È stata l’estate degli incendi boschivi. Un fenomeno che per quanto ciclico, mai come quest’anno è stato così prolungato, esteso e diffuso. Dalla Sardegna a luglio, passando per l’Abruzzo, la Puglia, il Molise, la Basilicata, la Sicilia, la Calabria, ma anche Liguria, Toscana, Emilia-Romagna: i roghi estivi sono stati cronaca continua per tutto agosto, e continuano ad esserlo.

A conferma che si è trattato di un anno fuori dall’ordinario da questo punto di vista c’è l’indagine impressionante dell’European Forest Fire Information System (Effis) che fornisce alla Commissione e al Parlamento europei dati giornalieri sugli incendi boschivi nell’Unione e che per quanto riguarda l’Italia sono stati inseriti nel dossier Incendi e desertificazione di Europa Verde. Secondo l’indagine dall’inizio dell’anno a oggi, in Italia, sono andati a fuoco 153.690 ettari di boschi, una superficie pari a quelle di Roma, Milano e Napoli messe insieme, superando il record storico negativo di 141.000 ettari incendiati che era stato del 2017. A tale record si era già arrivati a fine luglio di quest’anno, quando mancavano ancora tutto il mese di agosto e la settimana più calda dell’estate. Una crescita del 256% rispetto alla media storica 2008-2020. Solo ieri in Italia, sono andati in fumo 7.486 ettari di boschi, la maggior parte 7.029 in provincia di Reggio Calabria.

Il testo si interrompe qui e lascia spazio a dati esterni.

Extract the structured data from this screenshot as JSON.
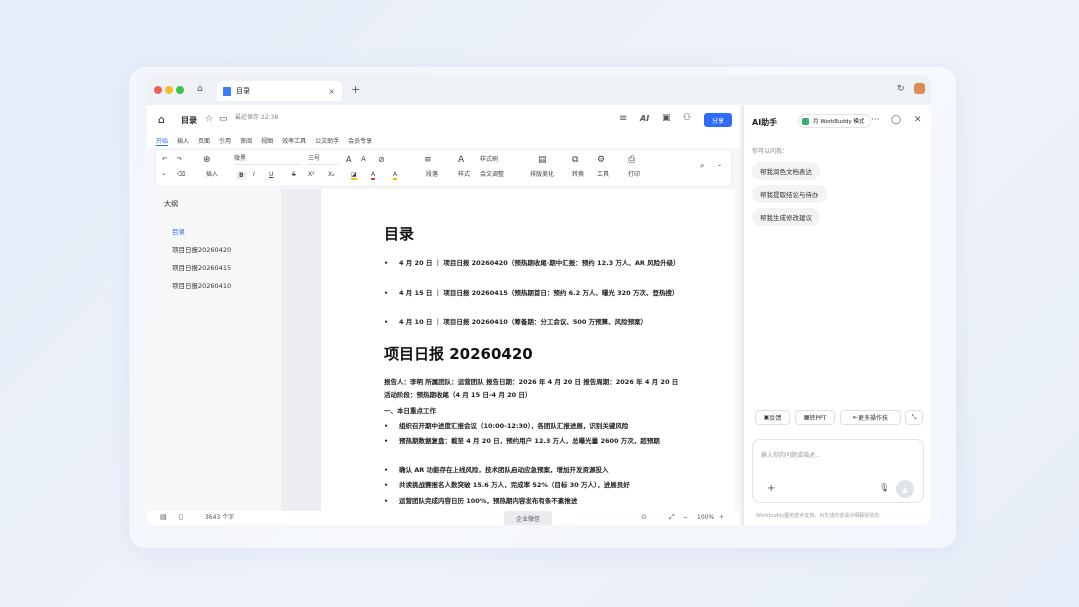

I co-portavoce di Europa Verde, Angelo Bonelli e Eleonora Evi in una nota congiunta hanno evidenziato come la gravità della situazione si accompagni a un altrettanto grave inadeguatezza alla gestione di fenomeni che si presentano con frequenza e intensità crescenti.

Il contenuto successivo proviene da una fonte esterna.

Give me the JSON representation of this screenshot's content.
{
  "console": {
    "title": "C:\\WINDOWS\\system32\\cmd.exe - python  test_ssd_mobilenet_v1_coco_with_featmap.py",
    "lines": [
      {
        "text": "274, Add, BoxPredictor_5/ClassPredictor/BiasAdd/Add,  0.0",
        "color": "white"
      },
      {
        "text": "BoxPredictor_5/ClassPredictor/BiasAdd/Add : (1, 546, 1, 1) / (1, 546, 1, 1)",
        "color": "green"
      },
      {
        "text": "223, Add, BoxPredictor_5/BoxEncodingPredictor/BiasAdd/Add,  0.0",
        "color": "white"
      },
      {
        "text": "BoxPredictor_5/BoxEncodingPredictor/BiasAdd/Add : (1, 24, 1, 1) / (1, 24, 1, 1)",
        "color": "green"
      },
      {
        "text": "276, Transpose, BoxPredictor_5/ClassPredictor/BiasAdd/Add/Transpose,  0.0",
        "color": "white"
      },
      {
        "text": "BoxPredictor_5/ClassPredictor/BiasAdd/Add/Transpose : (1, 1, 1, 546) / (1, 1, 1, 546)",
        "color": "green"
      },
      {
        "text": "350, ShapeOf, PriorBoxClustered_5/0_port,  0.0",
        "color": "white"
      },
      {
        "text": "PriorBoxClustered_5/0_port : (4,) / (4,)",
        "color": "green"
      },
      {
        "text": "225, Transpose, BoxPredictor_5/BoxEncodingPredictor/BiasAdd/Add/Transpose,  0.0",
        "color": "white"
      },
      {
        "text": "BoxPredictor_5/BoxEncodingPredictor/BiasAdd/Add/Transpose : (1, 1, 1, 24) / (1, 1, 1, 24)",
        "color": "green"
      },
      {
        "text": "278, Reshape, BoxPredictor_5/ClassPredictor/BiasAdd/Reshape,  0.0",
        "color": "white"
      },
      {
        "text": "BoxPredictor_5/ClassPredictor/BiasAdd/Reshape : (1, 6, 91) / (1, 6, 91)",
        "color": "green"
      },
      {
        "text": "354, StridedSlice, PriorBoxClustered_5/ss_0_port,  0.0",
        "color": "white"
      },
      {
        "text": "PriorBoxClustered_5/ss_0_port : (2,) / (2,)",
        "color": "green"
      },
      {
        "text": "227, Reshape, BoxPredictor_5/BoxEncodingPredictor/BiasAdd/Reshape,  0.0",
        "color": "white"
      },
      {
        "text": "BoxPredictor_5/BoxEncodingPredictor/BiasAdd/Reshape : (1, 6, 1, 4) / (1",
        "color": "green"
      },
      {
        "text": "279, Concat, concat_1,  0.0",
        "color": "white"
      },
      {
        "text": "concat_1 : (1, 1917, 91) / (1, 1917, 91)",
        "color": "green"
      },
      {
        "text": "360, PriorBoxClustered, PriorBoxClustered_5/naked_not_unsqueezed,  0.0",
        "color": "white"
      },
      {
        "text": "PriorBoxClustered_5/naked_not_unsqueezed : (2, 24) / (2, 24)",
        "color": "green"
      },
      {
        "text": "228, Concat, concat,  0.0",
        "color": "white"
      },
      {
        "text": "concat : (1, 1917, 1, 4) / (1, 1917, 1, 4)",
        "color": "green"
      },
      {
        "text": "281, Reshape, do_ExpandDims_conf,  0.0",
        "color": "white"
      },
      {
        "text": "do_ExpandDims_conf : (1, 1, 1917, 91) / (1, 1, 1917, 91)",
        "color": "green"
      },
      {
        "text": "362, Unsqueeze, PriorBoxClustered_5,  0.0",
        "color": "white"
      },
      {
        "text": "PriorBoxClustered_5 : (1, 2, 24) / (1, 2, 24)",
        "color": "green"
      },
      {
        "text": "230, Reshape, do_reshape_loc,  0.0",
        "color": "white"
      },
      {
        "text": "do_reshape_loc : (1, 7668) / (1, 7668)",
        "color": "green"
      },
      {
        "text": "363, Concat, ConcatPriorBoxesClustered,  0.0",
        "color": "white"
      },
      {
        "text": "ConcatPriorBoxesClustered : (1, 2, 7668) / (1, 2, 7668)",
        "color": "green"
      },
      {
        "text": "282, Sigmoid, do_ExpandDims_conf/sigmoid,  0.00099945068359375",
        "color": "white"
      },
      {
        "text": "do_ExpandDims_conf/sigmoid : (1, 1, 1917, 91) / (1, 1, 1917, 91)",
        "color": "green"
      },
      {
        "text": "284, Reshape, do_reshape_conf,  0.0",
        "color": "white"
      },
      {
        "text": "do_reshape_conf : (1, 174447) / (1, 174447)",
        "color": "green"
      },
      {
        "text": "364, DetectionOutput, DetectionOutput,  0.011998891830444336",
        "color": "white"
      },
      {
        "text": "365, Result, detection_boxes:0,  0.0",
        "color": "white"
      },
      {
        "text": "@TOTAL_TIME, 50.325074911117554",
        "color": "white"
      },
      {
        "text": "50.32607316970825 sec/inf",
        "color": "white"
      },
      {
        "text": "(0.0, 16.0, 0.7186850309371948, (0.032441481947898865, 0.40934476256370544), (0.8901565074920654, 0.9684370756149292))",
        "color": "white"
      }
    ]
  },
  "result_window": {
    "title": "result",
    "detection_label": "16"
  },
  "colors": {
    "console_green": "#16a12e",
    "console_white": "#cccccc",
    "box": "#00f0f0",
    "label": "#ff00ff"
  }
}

Questo risulta particolarmente evidente per le regioni più vulnerabili: in Sicilia, la regione più colpita, dall’inizio del 2021 sono bruciati oltre 78mila ettari, pari al 3,05% della superficie della regione. Svariate migliaia di ettari bruciati si trovavano in aeree protette, ad altissimo livello di biodiversità, come le Madonie.

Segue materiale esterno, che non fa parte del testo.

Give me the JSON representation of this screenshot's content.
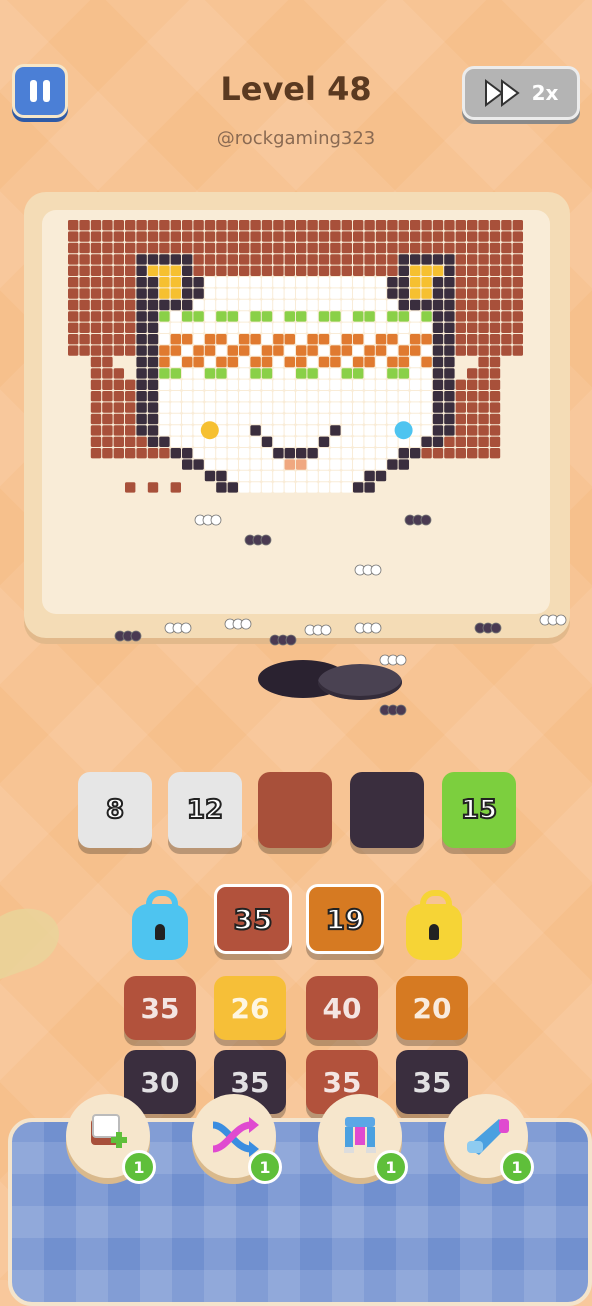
{
  "header": {
    "title": "Level 48",
    "subtitle": "@rockgaming323",
    "speed_label": "2x"
  },
  "slots": [
    {
      "label": "8",
      "color": "#e6e6e6"
    },
    {
      "label": "12",
      "color": "#e6e6e6"
    },
    {
      "label": "",
      "color": "#a8503a"
    },
    {
      "label": "",
      "color": "#3a2e3e"
    },
    {
      "label": "15",
      "color": "#7ccf3e"
    }
  ],
  "grid": {
    "row1": [
      {
        "label": "35",
        "color": "#b2523c"
      },
      {
        "label": "19",
        "color": "#d67a22"
      }
    ],
    "row2": [
      {
        "label": "35",
        "color": "#b2523c"
      },
      {
        "label": "26",
        "color": "#f6bf38"
      },
      {
        "label": "40",
        "color": "#b2523c"
      },
      {
        "label": "20",
        "color": "#d67a22"
      }
    ],
    "row3": [
      {
        "label": "30",
        "color": "#3a2e3e"
      },
      {
        "label": "35",
        "color": "#3a2e3e"
      },
      {
        "label": "35",
        "color": "#b2523c"
      },
      {
        "label": "35",
        "color": "#3a2e3e"
      }
    ],
    "locks": [
      {
        "color": "#4ec4f0",
        "icon": "lock-icon"
      },
      {
        "color": "#f6d436",
        "icon": "lock-icon"
      }
    ]
  },
  "boosters": [
    {
      "icon": "add-slot-icon",
      "count": "1"
    },
    {
      "icon": "shuffle-icon",
      "count": "1"
    },
    {
      "icon": "magnet-icon",
      "count": "1"
    },
    {
      "icon": "vacuum-icon",
      "count": "1"
    }
  ],
  "palette": {
    "brown": "#a8503a",
    "dark": "#3a2e3e",
    "white": "#ffffff",
    "orange": "#e07a30",
    "green": "#8ad048",
    "yellow": "#f6c030",
    "pink": "#f0a880",
    "blue": "#4ec4f0"
  }
}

La Calabria, che ha visto andare in fumo almeno 11 mila ettari e ha registrato anche cinque vittime a causa dei roghi, è sprovvista di un Piano Aib ( Antincendio boschivo) appropriato alle esigenze del territorio, ha un organico pubblico pesantemente sottodimensionato e si è addirittura deciso di anticipare al 1 settembre l’apertura della stagione della caccia, esercitando un ulteriore pressione su una fauna selvatica già martoriata. Ma è in tutta Italia che si avverte l’inadeguatezza del sistema di prevenzione e spegnimento degli incendi boschivi, a cui non sembra avere giovato la soppressione del Corpo Forestale dello Stato operata dal governo Renzi e la privatizzazione, de facto, della flotta di canadair.

Secondo i dati raccolti dai carabinieri forestali solo il 2% dei roghi ha origine naturale. Per resto si tratta della mano dell’uomo, che va dall’accidentale, al colposo al doloso. Si tratta di un fenomeno complesso, che necessita prevenzione a tutti i livelli, ma anche, secondo Legambiente, di una verifica sul funzionamento e l’applicazione della legge quadro sugli incendi boschivi, la 353/2000, anche dopo il passaggio delle competenze dell’ex Corpo Forestale dello Stato ai Carabinieri e ai Vigili del Fuoco.

I reati di incendio doloso e colposo sono indubbiamente aumentati e questo unito ai cambiamenti climatici in corso, che intensificano gli effetti degli incendi, va ad aggravare anche il fenomeno della desertificazione. Anche per questo aspetto i dati sono già più che preoccupanti: un quinto del territorio nazionale è a rischio a causa delle siccità prolungate e l’aumento repentino delle temperature, che innescano processi di erosione, diminuzione della sostanza organica dei terreni e salinizzazione delle acque. Su questo fronte la Sicilia è nuovamente la regione più colpita, con il 49% del territorio definito «molto vulnerabile» da questo punto di vista, seguita da Molise, Basilicata (24,4%) e dalla Sardegna (19,1%).